MBA Report: Commercial Loan Originations Inch Upward from Second Quarter of 2009
Washington, D.C.--The Mortgage Bankers Association (MBA) has just released its Quarterly Survey of Commercial/Multifamily Mortgage Bankers Originations, and the news is good.
Washington, D.C.–The Mortgage Bankers Association (MBA) has just released its Quarterly Survey of Commercial/Multifamily Mortgage Bankers Originations, and the news is good. At least somewhat. Commercial and multifamily mortgage loan originations rose 1 percent from the second quarter of 2009 to the second quarter of 2010, and jumped a whopping 35 percent from the first to the second quarter of this year, but activity in the multifamily market had absolutely nothing at all to do with the annual increase.
The tiny rise in year-over-year commercial/multifamily mortgage loan originations is certainly better than a decline, but the industry will have to wait another three to six months to get a better sense of current changes in the originations market, as the quarter-over quarter figures can be a bit misleading. “There’s a seasonality to the market; we generally see an increase form the first quarter to the second quarter,” Jamie Woodwell, MBA’s Vice President of Commercial Real Estate Research, tells MHN.
As for the marginal year-over-year increase in originations, it was the commercial sector, office and industrial properties in particular, that accounted for the slight upward movement. In the multifamily sector, from the second quarter of 2009 to the second quarter of 2010, the originations dropped 25 percent. Additionally, the dollar volume of loans for government-sponsored housing mortgage lenders Fannie Mae and Freddie Mac plummeted 55 percent. However, the availability of mortgages–and mortgages with extremely attractive rates–is not the issue.

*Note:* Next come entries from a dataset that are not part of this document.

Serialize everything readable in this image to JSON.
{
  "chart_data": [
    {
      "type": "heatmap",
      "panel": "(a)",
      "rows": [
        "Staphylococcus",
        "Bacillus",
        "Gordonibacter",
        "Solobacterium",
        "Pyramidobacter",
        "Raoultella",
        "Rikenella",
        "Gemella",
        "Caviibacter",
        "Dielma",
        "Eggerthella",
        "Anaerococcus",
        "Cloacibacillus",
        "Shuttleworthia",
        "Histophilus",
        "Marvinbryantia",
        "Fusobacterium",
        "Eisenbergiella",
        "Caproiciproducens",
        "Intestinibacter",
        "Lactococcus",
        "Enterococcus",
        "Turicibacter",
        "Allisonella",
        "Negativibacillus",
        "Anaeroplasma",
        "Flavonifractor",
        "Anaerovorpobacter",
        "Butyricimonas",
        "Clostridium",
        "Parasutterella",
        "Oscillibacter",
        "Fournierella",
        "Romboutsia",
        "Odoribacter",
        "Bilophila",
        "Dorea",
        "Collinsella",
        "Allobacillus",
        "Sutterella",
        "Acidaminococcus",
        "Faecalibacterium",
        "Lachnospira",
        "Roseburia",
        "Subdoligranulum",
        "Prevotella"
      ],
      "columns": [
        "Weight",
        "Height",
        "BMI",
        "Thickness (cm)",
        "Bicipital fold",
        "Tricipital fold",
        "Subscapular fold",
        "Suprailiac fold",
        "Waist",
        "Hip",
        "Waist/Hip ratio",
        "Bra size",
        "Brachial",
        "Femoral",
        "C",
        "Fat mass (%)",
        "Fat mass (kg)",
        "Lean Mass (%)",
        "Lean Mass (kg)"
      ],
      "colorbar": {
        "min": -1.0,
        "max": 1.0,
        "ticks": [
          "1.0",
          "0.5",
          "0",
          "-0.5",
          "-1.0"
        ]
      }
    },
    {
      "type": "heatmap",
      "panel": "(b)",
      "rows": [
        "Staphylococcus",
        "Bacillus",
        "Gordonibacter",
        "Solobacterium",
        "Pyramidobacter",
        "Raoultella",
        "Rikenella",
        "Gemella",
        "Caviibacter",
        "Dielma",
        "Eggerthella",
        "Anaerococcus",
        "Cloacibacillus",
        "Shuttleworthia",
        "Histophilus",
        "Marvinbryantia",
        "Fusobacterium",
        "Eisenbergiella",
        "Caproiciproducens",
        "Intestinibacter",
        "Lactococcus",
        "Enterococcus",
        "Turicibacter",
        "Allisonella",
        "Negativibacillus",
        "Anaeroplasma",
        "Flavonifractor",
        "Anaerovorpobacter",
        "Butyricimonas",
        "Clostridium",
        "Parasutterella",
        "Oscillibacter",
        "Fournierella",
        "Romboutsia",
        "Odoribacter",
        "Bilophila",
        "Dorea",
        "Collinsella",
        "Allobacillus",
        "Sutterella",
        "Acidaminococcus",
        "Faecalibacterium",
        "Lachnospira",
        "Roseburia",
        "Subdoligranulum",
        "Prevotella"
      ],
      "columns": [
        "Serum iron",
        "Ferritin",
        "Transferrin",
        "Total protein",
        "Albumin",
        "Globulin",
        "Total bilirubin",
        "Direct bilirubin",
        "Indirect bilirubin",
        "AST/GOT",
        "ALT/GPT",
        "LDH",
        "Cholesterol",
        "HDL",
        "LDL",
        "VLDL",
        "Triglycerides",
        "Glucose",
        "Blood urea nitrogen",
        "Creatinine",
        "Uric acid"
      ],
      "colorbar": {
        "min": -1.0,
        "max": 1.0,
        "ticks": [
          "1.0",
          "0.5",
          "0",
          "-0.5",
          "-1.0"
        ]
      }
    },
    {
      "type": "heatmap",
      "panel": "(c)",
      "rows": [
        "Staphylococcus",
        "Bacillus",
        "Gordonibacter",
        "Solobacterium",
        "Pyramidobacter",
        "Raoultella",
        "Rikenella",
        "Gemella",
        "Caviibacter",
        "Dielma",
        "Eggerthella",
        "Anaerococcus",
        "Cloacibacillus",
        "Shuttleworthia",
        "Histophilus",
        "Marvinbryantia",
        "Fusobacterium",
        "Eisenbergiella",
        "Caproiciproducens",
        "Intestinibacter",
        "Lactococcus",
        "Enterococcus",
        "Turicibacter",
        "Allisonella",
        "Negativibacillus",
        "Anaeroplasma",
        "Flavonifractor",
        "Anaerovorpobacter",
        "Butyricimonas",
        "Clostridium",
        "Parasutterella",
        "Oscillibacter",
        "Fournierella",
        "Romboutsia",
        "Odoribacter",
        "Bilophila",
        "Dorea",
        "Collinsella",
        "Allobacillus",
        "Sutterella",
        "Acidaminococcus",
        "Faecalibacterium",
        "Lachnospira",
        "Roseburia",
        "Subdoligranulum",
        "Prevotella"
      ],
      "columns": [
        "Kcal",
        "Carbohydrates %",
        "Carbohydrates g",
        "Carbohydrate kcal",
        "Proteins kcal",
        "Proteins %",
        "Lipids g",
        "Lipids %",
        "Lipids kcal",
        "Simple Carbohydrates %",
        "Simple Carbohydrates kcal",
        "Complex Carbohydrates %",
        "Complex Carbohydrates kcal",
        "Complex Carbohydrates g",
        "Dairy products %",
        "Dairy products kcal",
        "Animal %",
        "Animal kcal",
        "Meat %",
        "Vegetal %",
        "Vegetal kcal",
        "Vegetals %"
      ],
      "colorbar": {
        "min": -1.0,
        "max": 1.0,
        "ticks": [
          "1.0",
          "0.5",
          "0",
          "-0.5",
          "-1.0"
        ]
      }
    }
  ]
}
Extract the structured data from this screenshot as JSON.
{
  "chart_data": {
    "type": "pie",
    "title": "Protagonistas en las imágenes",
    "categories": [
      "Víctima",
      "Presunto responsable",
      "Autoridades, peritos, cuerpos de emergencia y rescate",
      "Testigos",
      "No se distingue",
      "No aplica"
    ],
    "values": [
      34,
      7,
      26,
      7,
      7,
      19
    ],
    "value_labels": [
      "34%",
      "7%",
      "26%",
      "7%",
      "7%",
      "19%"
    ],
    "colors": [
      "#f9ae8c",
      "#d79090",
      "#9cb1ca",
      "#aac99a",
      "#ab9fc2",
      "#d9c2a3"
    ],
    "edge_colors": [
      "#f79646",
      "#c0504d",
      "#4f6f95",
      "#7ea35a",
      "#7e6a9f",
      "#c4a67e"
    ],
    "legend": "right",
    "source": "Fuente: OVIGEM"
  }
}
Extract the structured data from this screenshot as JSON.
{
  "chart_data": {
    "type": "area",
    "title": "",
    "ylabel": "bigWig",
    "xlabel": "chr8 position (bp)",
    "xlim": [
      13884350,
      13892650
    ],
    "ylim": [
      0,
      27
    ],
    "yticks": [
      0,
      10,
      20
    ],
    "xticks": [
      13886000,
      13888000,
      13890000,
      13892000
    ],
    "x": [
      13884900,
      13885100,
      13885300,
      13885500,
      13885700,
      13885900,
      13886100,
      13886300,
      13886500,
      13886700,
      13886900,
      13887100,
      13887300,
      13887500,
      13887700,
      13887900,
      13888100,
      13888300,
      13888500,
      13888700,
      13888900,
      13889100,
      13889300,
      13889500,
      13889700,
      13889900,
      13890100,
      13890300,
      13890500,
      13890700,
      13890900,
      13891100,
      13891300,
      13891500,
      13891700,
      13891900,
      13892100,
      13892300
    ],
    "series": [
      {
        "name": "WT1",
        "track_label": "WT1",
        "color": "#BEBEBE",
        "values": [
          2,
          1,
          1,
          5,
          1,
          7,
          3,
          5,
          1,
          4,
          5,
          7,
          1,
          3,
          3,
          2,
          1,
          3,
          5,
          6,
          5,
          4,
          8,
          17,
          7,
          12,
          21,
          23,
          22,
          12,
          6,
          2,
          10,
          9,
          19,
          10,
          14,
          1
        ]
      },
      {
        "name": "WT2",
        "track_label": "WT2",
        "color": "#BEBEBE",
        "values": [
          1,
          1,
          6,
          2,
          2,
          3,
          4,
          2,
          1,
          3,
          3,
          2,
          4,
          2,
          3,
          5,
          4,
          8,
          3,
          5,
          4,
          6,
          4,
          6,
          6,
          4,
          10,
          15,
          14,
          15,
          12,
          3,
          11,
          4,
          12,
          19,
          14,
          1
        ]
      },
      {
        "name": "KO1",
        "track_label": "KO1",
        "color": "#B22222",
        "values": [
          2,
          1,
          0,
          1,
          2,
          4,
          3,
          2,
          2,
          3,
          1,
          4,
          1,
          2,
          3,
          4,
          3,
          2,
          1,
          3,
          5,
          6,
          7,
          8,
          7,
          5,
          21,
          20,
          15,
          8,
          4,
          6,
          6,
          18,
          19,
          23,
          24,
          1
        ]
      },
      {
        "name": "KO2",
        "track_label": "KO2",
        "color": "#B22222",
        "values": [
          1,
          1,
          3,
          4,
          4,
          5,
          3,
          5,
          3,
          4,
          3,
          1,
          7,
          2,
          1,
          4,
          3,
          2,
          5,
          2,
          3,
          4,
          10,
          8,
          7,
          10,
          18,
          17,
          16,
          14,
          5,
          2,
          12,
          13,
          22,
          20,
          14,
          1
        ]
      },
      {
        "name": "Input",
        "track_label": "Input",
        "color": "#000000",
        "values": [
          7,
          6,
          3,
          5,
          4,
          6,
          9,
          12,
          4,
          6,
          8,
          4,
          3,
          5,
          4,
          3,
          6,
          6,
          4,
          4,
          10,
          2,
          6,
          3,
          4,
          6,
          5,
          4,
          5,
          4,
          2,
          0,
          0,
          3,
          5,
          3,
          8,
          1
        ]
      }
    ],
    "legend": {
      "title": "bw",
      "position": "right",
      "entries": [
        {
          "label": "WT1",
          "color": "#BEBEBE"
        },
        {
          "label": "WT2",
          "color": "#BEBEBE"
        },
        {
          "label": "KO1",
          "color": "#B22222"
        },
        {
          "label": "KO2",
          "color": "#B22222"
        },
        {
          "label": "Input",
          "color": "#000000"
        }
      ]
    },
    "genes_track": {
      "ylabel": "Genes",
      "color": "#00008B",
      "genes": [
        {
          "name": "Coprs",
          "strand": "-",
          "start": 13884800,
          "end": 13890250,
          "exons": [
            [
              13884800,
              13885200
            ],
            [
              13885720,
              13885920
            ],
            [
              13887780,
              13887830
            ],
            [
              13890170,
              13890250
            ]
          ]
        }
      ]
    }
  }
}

“We have seen a pullback in Fannie Mae and Freddie Mac loans, but we have also seen some companies, like life insurers, picking up some of the slack,” Woodwell says. “There are a lot of lenders willing to put out mortgage loans, but there is slack demand for new multifamily mortgages. The volume of sales transactions is low, and loan maturities are low, so there are not a lot of factors driving demand for multifamily mortgages right now.”